Sistemasi: Jurnal Sistem Informasi (May 2024)
A Robust Gender Recognition System using Convolutional Neural Network on Indonesian Speaker
Abstract
Voice is one of the biometrics that humans have. Humans can be recognized by the sounds produced by their vocal cords and vocal tracts. One of the uses of voice is to recognize gender. Despite extensive research, gender recognition using machine learning remains unsatisfactory due to the complexity of voice features and the limitations of conventional algorithms. In this research, voice-based gender recognition is performed by applying deep learning. The deep learning model used is the Convolutional Neural Network (CNN). The input of CNN is the result of feature extraction from the Mel-Frequency Cepstral Coefficients (MFCC) method. MFCC produces Mel-Spectograms which are important features of sound. The dataset used is Indonesian speech. In the research, there are imbalanced and balanced dataset scenarios to see the performance of the model. To produce a balanced dataset, random undersampling is performed on the majority class.
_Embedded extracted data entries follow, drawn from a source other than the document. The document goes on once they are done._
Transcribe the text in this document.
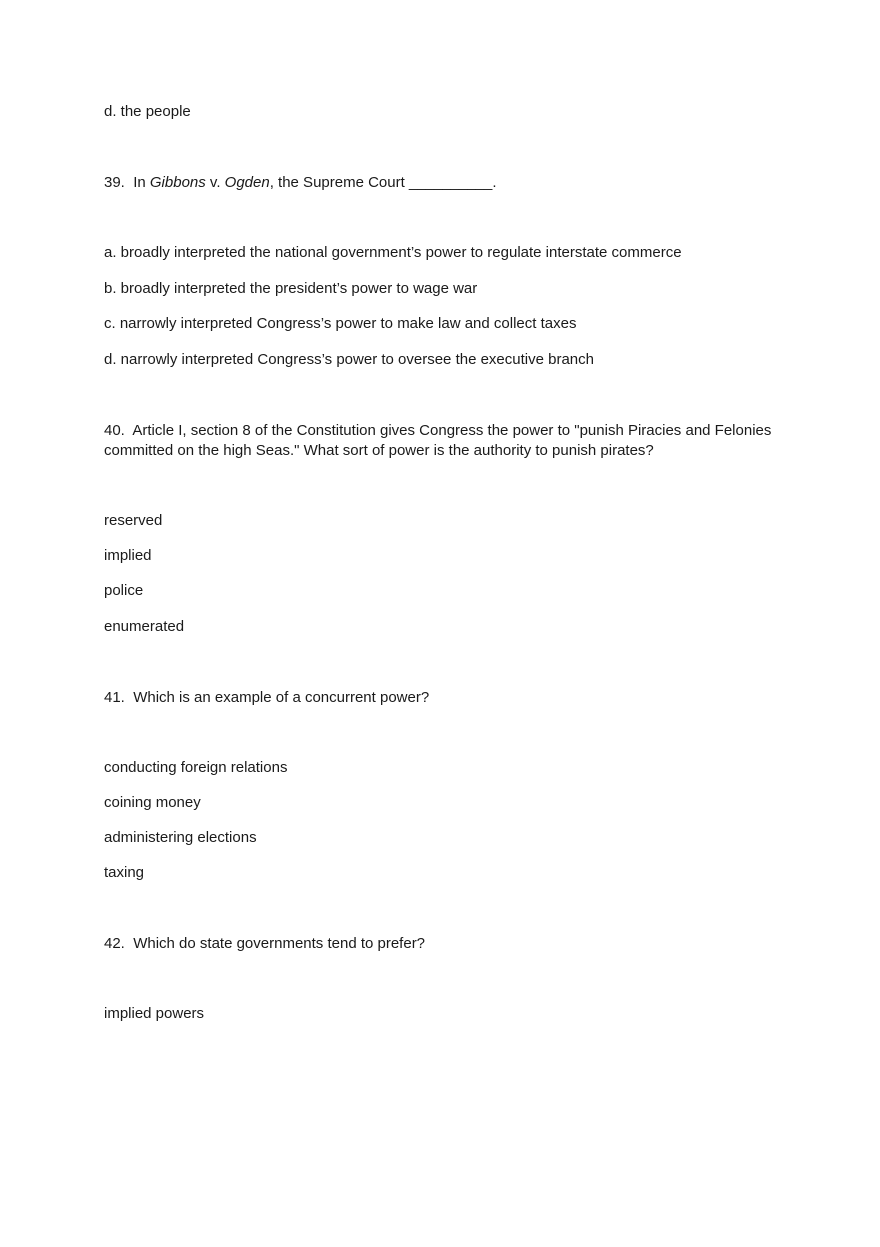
d. the people
39. In Gibbons v. Ogden, the Supreme Court __________.
a. broadly interpreted the national government’s power to regulate interstate commerce
b. broadly interpreted the president’s power to wage war
c. narrowly interpreted Congress’s power to make law and collect taxes
d. narrowly interpreted Congress’s power to oversee the executive branch
40. Article I, section 8 of the Constitution gives Congress the power to "punish Piracies and Felonies committed on the high Seas." What sort of power is the authority to punish pirates?
reserved
implied
police
enumerated
41. Which is an example of a concurrent power?
conducting foreign relations
coining money
administering elections
taxing
42. Which do state governments tend to prefer?
implied powers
In addition, the effect of dividing training and testing data with a composition of 70:30, 80:20, and 90:10 was observed. The results show that the model has 100% accuracy for all imbalanced dataset scenarios. Then the highest accuracy is 99.65% for the balanced dataset scenario with 70:30 splitting. In summary, it can be concluded that CNN performs very well in identifying gender from voice features overall, although its performance decreases when random undersampling is applied to the dataset.